Looking at original-links again, if used without original-content, it may be too ambiguous to even be useful to return the version of a page served for proxy mode replay.

For example, given an original page:

<html>
<body>
<a href="http://example.com/">Example</a>
</body>
</html>

With original-links but not original-content, it seems like it would be possible to include injected content, as long as it doesn't contain any links:

The following would still be a valid response, under original-links:

<html>
<!-- Custom Archive Insert -->
<head>
<script>
...
</script>
</head>
<!-- End custom archive insert -->
<body>
<a href="http://example.com/">Example</a>
</body>
</html>

But the following would not, because now a <script> is included, thus adding a new link.

<html>
<!-- Custom Archive Insert -->
<head>
<script src="/static/custom_rewrite.js"></script>
</head>
<!-- End custom archive insert -->
<body>
<a href="http://example.com/">Example</a>
</body>
</html>

Yet, the two may be functionally identical, a page with a custom injected script.
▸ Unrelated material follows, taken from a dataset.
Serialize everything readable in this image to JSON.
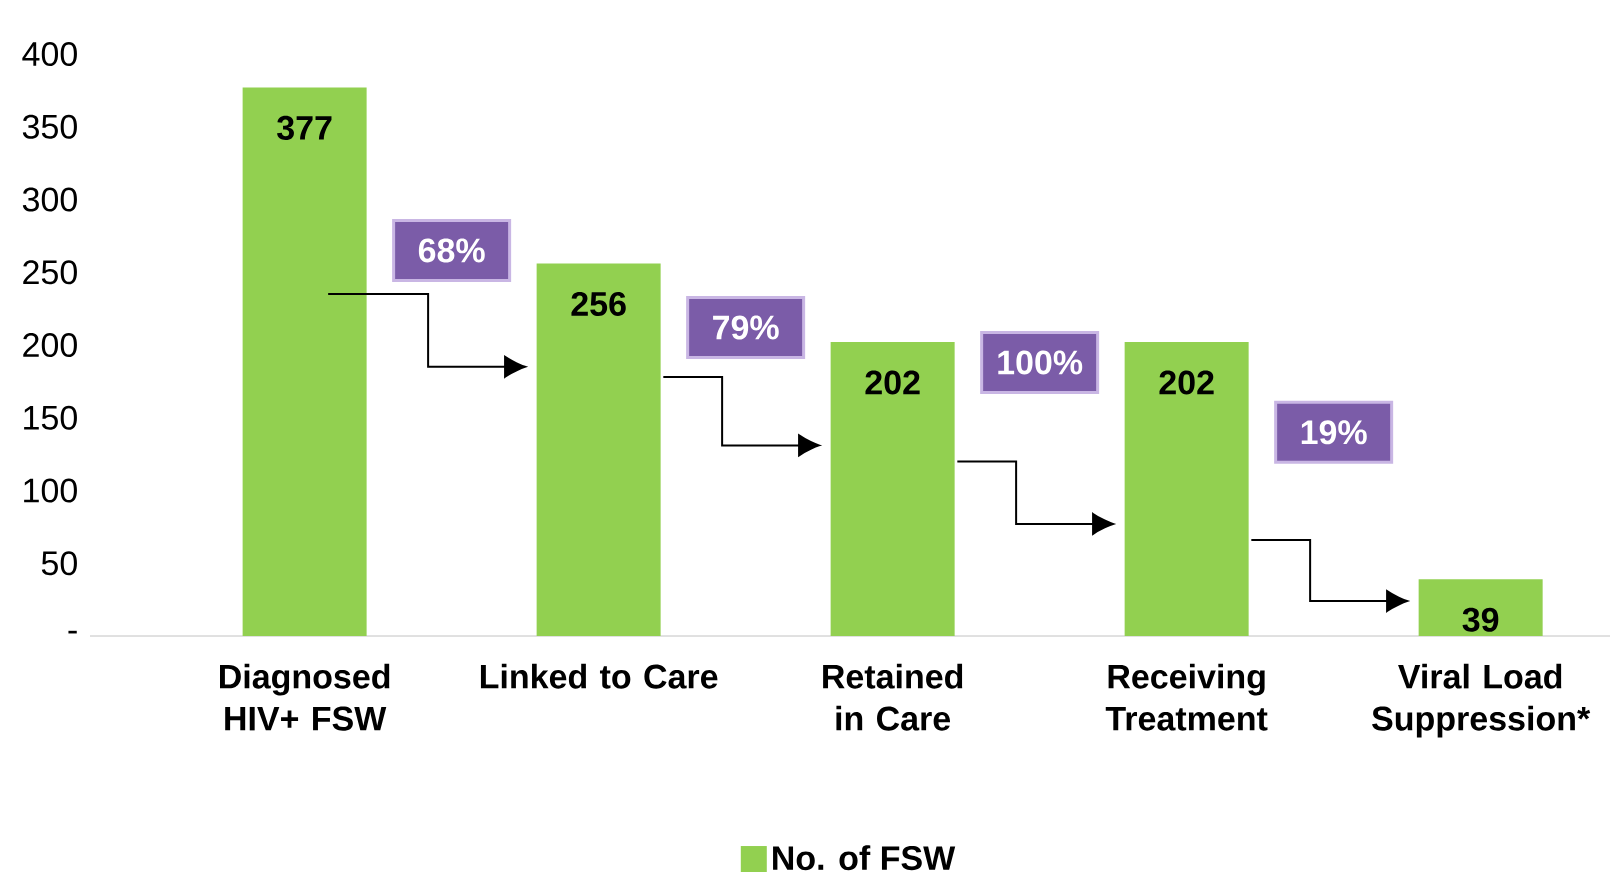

If was just to query all script tags, there is not necessarily a clear way to distinguish the injected script from the original contents of the page.

The point is to illustrate that original-links without original-content seems potentially ambiguous, and the use case for it seems unclear.

A user can either get a 'raw' page with original content, which must include original links, or they get a 'rewritten' page and must now parse the page to determine what has been rewritten and what hasn't.